Although the pathological mechanism of the cutaneous ulcer onset is currently unclear, we could hypothesize, considering the activity of apixaban, that the leg ulcer is caused by a coagulation defect linked to factor Xa and/or to the cascade of events downstream. In this case, this clinical report might indicate the possibility that some NOACs (apixaban in this case) could be able to unmask defects in the coagulation cascade linked to a peculiar genetic background, yet to be clarified. Furthermore, the patient’s 4G/4G homozygosity represents a minor variant of livedoid vasculitis, a rare vasculopathy that is typically characterized by painful lower limb lesions [39]; although the absence of patient clinical history of vasculopathy or thrombotic events and the quick recovery after pharmacological shift with a different drug, the occurrence of livedoid vasculitis cannot be completely ruled out.

However, differences between apixaban and dabigatran concern not only their pharmacological targets but also their metabolization. As reported in the technical report, apixaban metabolism principally occurs via O-demethylation and 3-oxopiperidinyl hydroxylation primarily via CYP3A4/5 with minor contributions from CYP1A2, 2C8, 2C9, 2C19, and 2J2. Unchanged apixaban is the major form present in plasma, with no active metabolites in circulation. apixaban is also a substrate of P-gp transport proteins and breast cancer resistance protein (BCRP). Cytochrome P450 (especially CYP3A4/5) [40,41] and advanced age represent two of the contributing factors to the reduction in cytochrome P450 functionality [42]. However, we cannot exclude that an overexpression or an increase in CYP3A4/5 activity (on a genetic basis) significantly may have reduced apixaban levels in our patient, by inducing vascular thromboembolic microphenomena downstream. Dabigatran, instead, is primarily metabolized by esterases and cytochrome P450 plays no relevant role in its metabolism [43]. Considering the old age of the patient and her high polypharmacy rate, with drugs mainly metabolized by cytochrome P450 [44,45,46], these factors may have had a negative impact on the apixaban metabolism.

This does not exclude that, in the context of polytherapy, other drugs may, in some way, have altered the absorption or metabolism of apixaban, considering the patient was taking bisoprolol, zofenopril, amlodipine, and furosemide for hypertension and lansoprazole for gastric protection. In the literature, there are some hints regarding bisoprolol and P-gp, and at least one evidence of interaction with dabigatran, although with contrasting evidence [47,48,49,50,51,52]. Therefore, considering that dabigatran itself is a substrate of P-gp, a further hypothesis is that a specific interaction regarding amlodipine, bisoprolol, or other drugs prescribed may have selectively altered the absorption (or excretion) of apixaban.

4. Conclusions

Our study highlights the onset of a rare clinical finding probably related to the administration of apixaban, an oral anticoagulant increasingly used in substitution of warfarin. The increasingly widespread use of NOACs is highlighting clinical problems, sometimes linked to pharmacokinetic or pharmacodynamic aspects or to interactions with other commonly used drugs, not found during the authorization studies.

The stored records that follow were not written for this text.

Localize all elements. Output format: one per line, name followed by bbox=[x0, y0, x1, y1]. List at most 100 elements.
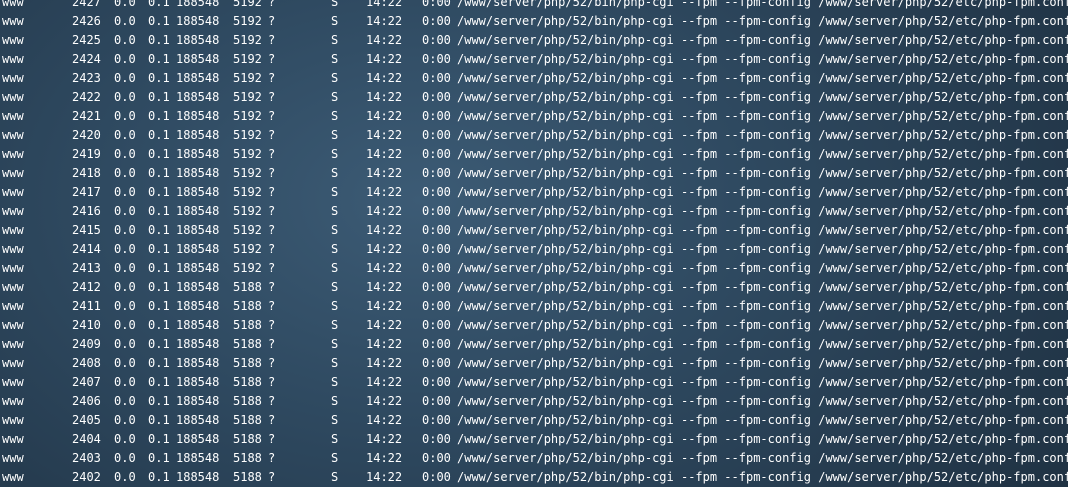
vsz-cell: 188548 bbox=[176, 204, 220, 218]
vsz-cell: 188548 bbox=[176, 185, 220, 199]
vsz-cell: 188548 bbox=[176, 14, 220, 28]
command-cell: /www/server/php/52/bin/php-cgi --fpm --f… bbox=[457, 356, 1068, 370]
vsz-cell: 188548 bbox=[176, 451, 220, 465]
start-cell: 14:22 bbox=[366, 470, 403, 484]
pid-cell: 2408 bbox=[72, 356, 101, 370]
stat-cell: S bbox=[331, 242, 339, 256]
stat-cell: S bbox=[331, 52, 339, 66]
time-cell: 0:00 bbox=[422, 280, 451, 294]
vsz-cell: 188548 bbox=[176, 470, 220, 484]
cpu-cell: 0.0 bbox=[114, 394, 136, 408]
pid-cell: 2415 bbox=[72, 223, 101, 237]
mem-cell: 0.1 bbox=[148, 432, 170, 446]
stat-cell: S bbox=[331, 356, 339, 370]
time-cell: 0:00 bbox=[422, 33, 451, 47]
process-row: www 2421 0.0 0.1 188548 5192 ? S 14:22 0… bbox=[0, 107, 1068, 126]
mem-cell: 0.1 bbox=[148, 14, 170, 28]
time-cell: 0:00 bbox=[422, 470, 451, 484]
start-cell: 14:22 bbox=[366, 223, 403, 237]
command-cell: /www/server/php/52/bin/php-cgi --fpm --f… bbox=[457, 413, 1068, 427]
time-cell: 0:00 bbox=[422, 185, 451, 199]
rss-cell: 5188 bbox=[233, 280, 262, 294]
rss-cell: 5192 bbox=[233, 128, 262, 142]
process-row: www 2405 0.0 0.1 188548 5188 ? S 14:22 0… bbox=[0, 411, 1068, 430]
mem-cell: 0.1 bbox=[148, 375, 170, 389]
mem-cell: 0.1 bbox=[148, 147, 170, 161]
vsz-cell: 188548 bbox=[176, 375, 220, 389]
rss-cell: 5188 bbox=[233, 318, 262, 332]
stat-cell: S bbox=[331, 451, 339, 465]
stat-cell: S bbox=[331, 470, 339, 484]
start-cell: 14:22 bbox=[366, 432, 403, 446]
tty-cell: ? bbox=[268, 128, 276, 142]
command-cell: /www/server/php/52/bin/php-cgi --fpm --f… bbox=[457, 242, 1068, 256]
pid-cell: 2422 bbox=[72, 90, 101, 104]
process-row: www 2410 0.0 0.1 188548 5188 ? S 14:22 0… bbox=[0, 316, 1068, 335]
cpu-cell: 0.0 bbox=[114, 299, 136, 313]
time-cell: 0:00 bbox=[422, 451, 451, 465]
pid-cell: 2418 bbox=[72, 166, 101, 180]
user-cell: www bbox=[2, 318, 24, 332]
pid-cell: 2410 bbox=[72, 318, 101, 332]
pid-cell: 2411 bbox=[72, 299, 101, 313]
cpu-cell: 0.0 bbox=[114, 109, 136, 123]
cpu-cell: 0.0 bbox=[114, 280, 136, 294]
tty-cell: ? bbox=[268, 147, 276, 161]
tty-cell: ? bbox=[268, 470, 276, 484]
terminal-output[interactable]: www 2427 0.0 0.1 188548 5192 ? S 14:22 0… bbox=[0, 0, 1068, 487]
mem-cell: 0.1 bbox=[148, 261, 170, 275]
cpu-cell: 0.0 bbox=[114, 375, 136, 389]
user-cell: www bbox=[2, 0, 24, 9]
tty-cell: ? bbox=[268, 299, 276, 313]
vsz-cell: 188548 bbox=[176, 261, 220, 275]
cpu-cell: 0.0 bbox=[114, 413, 136, 427]
vsz-cell: 188548 bbox=[176, 90, 220, 104]
pid-cell: 2424 bbox=[72, 52, 101, 66]
user-cell: www bbox=[2, 280, 24, 294]
command-cell: /www/server/php/52/bin/php-cgi --fpm --f… bbox=[457, 147, 1068, 161]
command-cell: /www/server/php/52/bin/php-cgi --fpm --f… bbox=[457, 280, 1068, 294]
mem-cell: 0.1 bbox=[148, 109, 170, 123]
tty-cell: ? bbox=[268, 337, 276, 351]
mem-cell: 0.1 bbox=[148, 413, 170, 427]
start-cell: 14:22 bbox=[366, 14, 403, 28]
tty-cell: ? bbox=[268, 204, 276, 218]
command-cell: /www/server/php/52/bin/php-cgi --fpm --f… bbox=[457, 128, 1068, 142]
stat-cell: S bbox=[331, 185, 339, 199]
start-cell: 14:22 bbox=[366, 337, 403, 351]
tty-cell: ? bbox=[268, 280, 276, 294]
pid-cell: 2404 bbox=[72, 432, 101, 446]
command-cell: /www/server/php/52/bin/php-cgi --fpm --f… bbox=[457, 470, 1068, 484]
vsz-cell: 188548 bbox=[176, 242, 220, 256]
stat-cell: S bbox=[331, 128, 339, 142]
pid-cell: 2425 bbox=[72, 33, 101, 47]
stat-cell: S bbox=[331, 318, 339, 332]
user-cell: www bbox=[2, 14, 24, 28]
vsz-cell: 188548 bbox=[176, 147, 220, 161]
mem-cell: 0.1 bbox=[148, 128, 170, 142]
process-row: www 2406 0.0 0.1 188548 5188 ? S 14:22 0… bbox=[0, 392, 1068, 411]
vsz-cell: 188548 bbox=[176, 337, 220, 351]
vsz-cell: 188548 bbox=[176, 413, 220, 427]
command-cell: /www/server/php/52/bin/php-cgi --fpm --f… bbox=[457, 0, 1068, 9]
vsz-cell: 188548 bbox=[176, 299, 220, 313]
cpu-cell: 0.0 bbox=[114, 432, 136, 446]
rss-cell: 5192 bbox=[233, 90, 262, 104]
user-cell: www bbox=[2, 147, 24, 161]
tty-cell: ? bbox=[268, 90, 276, 104]
time-cell: 0:00 bbox=[422, 375, 451, 389]
process-row: www 2402 0.0 0.1 188548 5188 ? S 14:22 0… bbox=[0, 468, 1068, 487]
rss-cell: 5188 bbox=[233, 299, 262, 313]
rss-cell: 5188 bbox=[233, 432, 262, 446]
rss-cell: 5192 bbox=[233, 223, 262, 237]
start-cell: 14:22 bbox=[366, 451, 403, 465]
stat-cell: S bbox=[331, 261, 339, 275]
cpu-cell: 0.0 bbox=[114, 451, 136, 465]
time-cell: 0:00 bbox=[422, 223, 451, 237]
user-cell: www bbox=[2, 394, 24, 408]
time-cell: 0:00 bbox=[422, 147, 451, 161]
process-row: www 2403 0.0 0.1 188548 5188 ? S 14:22 0… bbox=[0, 449, 1068, 468]
stat-cell: S bbox=[331, 337, 339, 351]
cpu-cell: 0.0 bbox=[114, 242, 136, 256]
pid-cell: 2409 bbox=[72, 337, 101, 351]
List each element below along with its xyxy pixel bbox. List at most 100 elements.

This focuses, on the one hand, on pharmacovigilance activities and on the phenomenon of underreporting, which is too widespread among health professionals, and on the other hand, the need for further studies to understand in more detail the metabolic aspects and unfavorable interactions with other drugs, likely underestimated to date. From this point of view, the lack of hematological references (for example, INR), although it represents a potential advantage for the uncomplicated patient, becomes a risk in fragile subjects, in polytherapy, or with complex genetic metabolic pictures still to be clarified.